Partidos ecologistas ou partidos que ganharam votos graças ao voto ecologias, como o PAN, em Portugal, foram a sensação das eleições europeias. A agenda verde terá ganho espaço para que haja mudanças práticas e políticas reais?

Os partidos verdes têm sido saudados como os grandes vencedores destas eleições. Por toda a União, os resultados têm superado as expectativas das sondagens.

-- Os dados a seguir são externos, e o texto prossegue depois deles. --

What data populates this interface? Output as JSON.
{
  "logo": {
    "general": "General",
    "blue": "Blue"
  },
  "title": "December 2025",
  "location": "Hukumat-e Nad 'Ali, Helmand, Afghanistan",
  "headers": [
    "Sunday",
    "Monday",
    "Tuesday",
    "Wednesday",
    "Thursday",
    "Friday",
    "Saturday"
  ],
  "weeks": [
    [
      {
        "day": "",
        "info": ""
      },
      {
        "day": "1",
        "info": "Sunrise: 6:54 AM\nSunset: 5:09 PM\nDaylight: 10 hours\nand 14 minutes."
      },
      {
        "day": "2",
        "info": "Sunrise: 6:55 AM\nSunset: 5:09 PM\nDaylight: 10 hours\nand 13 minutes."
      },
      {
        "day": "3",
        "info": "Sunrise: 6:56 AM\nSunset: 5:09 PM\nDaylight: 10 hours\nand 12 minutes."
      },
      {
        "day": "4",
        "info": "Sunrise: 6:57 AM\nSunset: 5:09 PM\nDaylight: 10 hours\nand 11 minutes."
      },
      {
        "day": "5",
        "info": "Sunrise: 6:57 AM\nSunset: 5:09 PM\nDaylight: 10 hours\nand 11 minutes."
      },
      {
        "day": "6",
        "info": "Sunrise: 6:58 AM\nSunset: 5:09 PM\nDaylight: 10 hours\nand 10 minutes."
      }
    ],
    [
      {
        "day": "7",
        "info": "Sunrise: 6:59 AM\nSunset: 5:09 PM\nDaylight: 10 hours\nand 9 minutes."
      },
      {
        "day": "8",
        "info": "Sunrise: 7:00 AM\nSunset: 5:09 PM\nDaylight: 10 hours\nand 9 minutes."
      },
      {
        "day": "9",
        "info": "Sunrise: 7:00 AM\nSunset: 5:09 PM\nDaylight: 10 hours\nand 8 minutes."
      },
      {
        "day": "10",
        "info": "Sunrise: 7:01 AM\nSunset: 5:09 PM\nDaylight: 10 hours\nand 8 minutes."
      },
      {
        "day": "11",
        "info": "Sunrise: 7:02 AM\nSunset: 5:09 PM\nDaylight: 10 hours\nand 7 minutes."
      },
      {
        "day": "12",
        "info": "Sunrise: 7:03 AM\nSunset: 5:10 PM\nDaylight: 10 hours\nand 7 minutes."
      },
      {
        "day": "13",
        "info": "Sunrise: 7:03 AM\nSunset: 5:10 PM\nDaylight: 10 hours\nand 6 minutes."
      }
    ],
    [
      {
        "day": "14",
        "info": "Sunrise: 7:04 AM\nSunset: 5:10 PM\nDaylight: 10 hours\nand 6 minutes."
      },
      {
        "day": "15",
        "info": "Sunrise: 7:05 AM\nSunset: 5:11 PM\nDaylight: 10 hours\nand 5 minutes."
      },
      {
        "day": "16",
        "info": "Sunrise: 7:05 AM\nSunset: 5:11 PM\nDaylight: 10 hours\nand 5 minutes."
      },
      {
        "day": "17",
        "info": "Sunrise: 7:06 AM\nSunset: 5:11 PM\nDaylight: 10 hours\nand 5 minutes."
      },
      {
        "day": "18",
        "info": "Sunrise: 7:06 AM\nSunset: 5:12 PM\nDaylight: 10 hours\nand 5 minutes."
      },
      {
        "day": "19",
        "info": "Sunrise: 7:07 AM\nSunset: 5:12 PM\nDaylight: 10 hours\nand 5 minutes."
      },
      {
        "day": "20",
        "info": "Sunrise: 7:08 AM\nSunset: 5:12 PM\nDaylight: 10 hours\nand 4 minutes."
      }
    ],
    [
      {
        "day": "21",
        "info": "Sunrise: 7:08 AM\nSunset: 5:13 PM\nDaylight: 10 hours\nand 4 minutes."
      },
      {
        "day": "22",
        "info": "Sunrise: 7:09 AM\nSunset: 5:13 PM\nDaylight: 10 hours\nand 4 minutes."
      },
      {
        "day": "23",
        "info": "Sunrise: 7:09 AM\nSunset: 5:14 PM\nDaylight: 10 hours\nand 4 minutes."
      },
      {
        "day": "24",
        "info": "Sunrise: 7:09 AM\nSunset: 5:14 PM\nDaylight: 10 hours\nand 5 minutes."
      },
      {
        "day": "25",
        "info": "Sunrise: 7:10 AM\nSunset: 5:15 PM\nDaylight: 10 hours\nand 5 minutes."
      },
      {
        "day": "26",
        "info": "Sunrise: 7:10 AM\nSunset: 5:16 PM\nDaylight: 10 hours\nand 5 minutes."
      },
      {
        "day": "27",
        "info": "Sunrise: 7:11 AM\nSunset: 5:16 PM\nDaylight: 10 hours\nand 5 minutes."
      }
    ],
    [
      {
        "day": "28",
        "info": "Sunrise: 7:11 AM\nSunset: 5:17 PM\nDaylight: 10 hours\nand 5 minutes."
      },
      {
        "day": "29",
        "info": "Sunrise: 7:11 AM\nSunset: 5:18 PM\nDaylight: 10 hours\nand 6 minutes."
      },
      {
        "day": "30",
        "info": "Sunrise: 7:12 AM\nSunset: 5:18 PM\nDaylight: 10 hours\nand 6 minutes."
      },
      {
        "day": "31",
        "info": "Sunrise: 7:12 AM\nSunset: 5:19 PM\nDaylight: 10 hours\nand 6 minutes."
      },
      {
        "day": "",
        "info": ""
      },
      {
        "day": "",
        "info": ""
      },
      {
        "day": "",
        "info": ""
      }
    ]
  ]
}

Não apenas necessariamente de partidos integrados no grupo político dos Verdes, mas também de outros partidos que deram destaque à agenda da ecologia e do clima nas suas campanhas.

O primeiro sinal surgiu logo nos primeiros dias de eleições, 23 e 24 de maio, com prestações consistentes dos verdes e dos trabalhistas nos Países Baixos e dos candidatos dos Verdes na Irlanda, conquistando mesmo a vitória na cidade de Dublin.

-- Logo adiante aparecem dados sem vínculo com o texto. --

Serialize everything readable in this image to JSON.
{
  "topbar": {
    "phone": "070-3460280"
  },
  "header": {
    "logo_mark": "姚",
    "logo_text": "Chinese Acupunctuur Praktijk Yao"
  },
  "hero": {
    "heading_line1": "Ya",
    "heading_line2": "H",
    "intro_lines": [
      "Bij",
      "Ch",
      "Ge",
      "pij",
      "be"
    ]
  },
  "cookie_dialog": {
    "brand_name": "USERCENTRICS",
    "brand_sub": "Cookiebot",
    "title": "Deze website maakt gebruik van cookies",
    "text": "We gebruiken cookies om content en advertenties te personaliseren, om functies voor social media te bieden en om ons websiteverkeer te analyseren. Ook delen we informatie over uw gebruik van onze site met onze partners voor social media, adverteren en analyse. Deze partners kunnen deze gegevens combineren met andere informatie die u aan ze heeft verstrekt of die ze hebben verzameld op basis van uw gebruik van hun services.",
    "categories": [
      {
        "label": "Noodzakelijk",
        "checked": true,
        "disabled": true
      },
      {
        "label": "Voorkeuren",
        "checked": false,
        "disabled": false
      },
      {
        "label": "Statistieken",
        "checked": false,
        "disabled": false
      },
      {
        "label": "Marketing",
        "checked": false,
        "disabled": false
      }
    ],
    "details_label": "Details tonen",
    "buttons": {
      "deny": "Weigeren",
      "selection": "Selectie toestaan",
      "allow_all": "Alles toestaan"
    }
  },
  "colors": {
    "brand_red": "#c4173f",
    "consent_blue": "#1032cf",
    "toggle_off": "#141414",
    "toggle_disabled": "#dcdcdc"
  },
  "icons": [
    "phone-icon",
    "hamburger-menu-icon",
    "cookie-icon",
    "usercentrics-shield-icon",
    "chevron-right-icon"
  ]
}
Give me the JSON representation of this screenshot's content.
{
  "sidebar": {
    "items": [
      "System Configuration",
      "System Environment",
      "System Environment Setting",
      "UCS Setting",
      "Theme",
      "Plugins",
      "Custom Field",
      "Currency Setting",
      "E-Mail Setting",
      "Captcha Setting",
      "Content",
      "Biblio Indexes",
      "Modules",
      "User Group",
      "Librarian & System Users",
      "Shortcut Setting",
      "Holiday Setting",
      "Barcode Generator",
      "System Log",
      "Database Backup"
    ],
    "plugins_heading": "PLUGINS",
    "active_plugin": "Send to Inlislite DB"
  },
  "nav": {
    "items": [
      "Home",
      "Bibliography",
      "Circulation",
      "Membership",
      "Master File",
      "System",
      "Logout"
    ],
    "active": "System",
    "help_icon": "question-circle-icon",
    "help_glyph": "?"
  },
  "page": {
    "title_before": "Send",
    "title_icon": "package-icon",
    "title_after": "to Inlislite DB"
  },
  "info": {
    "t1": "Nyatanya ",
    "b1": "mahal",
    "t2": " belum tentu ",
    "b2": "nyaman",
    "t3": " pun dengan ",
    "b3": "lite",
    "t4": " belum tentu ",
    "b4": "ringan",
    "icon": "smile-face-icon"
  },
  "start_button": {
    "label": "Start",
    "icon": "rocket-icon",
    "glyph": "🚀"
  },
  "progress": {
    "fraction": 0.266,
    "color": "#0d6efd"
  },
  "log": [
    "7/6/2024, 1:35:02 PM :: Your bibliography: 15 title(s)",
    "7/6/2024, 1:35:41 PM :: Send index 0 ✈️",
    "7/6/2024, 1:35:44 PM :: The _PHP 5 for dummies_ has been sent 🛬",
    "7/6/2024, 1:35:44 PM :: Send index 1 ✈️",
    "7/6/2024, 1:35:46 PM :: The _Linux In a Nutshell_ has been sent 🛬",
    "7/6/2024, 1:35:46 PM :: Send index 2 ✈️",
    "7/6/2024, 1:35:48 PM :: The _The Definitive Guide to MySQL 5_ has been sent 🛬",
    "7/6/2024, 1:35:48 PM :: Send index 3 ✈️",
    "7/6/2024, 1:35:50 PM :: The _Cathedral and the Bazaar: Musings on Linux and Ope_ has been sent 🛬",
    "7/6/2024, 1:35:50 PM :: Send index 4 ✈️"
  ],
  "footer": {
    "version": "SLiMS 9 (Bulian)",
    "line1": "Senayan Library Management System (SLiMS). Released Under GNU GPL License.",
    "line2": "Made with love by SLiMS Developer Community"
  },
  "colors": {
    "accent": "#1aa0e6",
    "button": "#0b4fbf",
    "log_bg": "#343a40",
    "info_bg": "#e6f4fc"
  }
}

E, à medida que chegavam os resultados das europeias, vinham notícias surpreendentes da agenda verde na Alemanha - maior subida -, na Finlândia, em França, na Dinamarca, e até em Portugal. Na Alemanha, os Verdes derrotaram mesmo o SPD na corrida para o segundo lugar, com 20%. Em França, os Verdes conseguiram o terceiro lugar, com 12%. Na Dinamarca, Verdes em terceiro, com 13%.

Um aspeto muito interessante desta onda é a demografia dos seus eleitores. A onda pode não ser grande, mas tem boas bases. Em França e na Alemanha, os verdes são os partidos vencedores, por grande margem, entre os jovens.

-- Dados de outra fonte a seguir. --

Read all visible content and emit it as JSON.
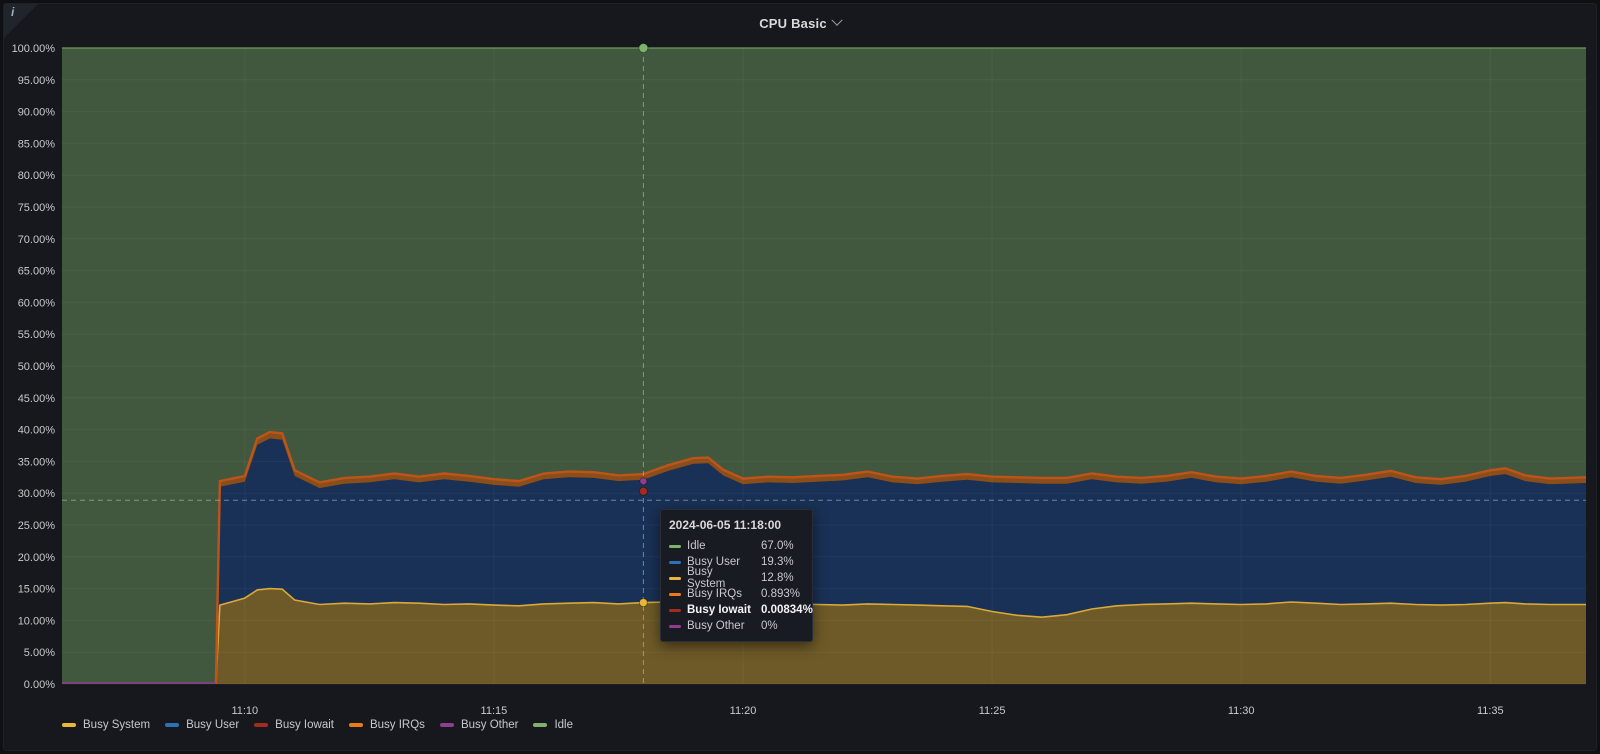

Ao nível do Parlamento Europeu, o grupo dos verdes irá engordar, tornando-se um "kingmaker", expressão inglesa que pretende simbolizar a capacidade de um elemento minoritário, ao escolher as coligações que quer formar, acabar a decidir quem tem o poder. Os dois spitzenkandidat (candidatos a líderes da Comissão) dos Verdes, mas sobretudo Ska Keller, com um resultado estrondoso na Alemanha, ganham força no cenário político europeu. No entanto, continua a faltar-lhes força no órgão que, no final, manda - o Conselho Europeu.

Para além da fraca presença no Conselho, também na Europa de Leste os Verdes são quase inexistentes. Será desses países que virá a principal oposição à agenda verde deste partido.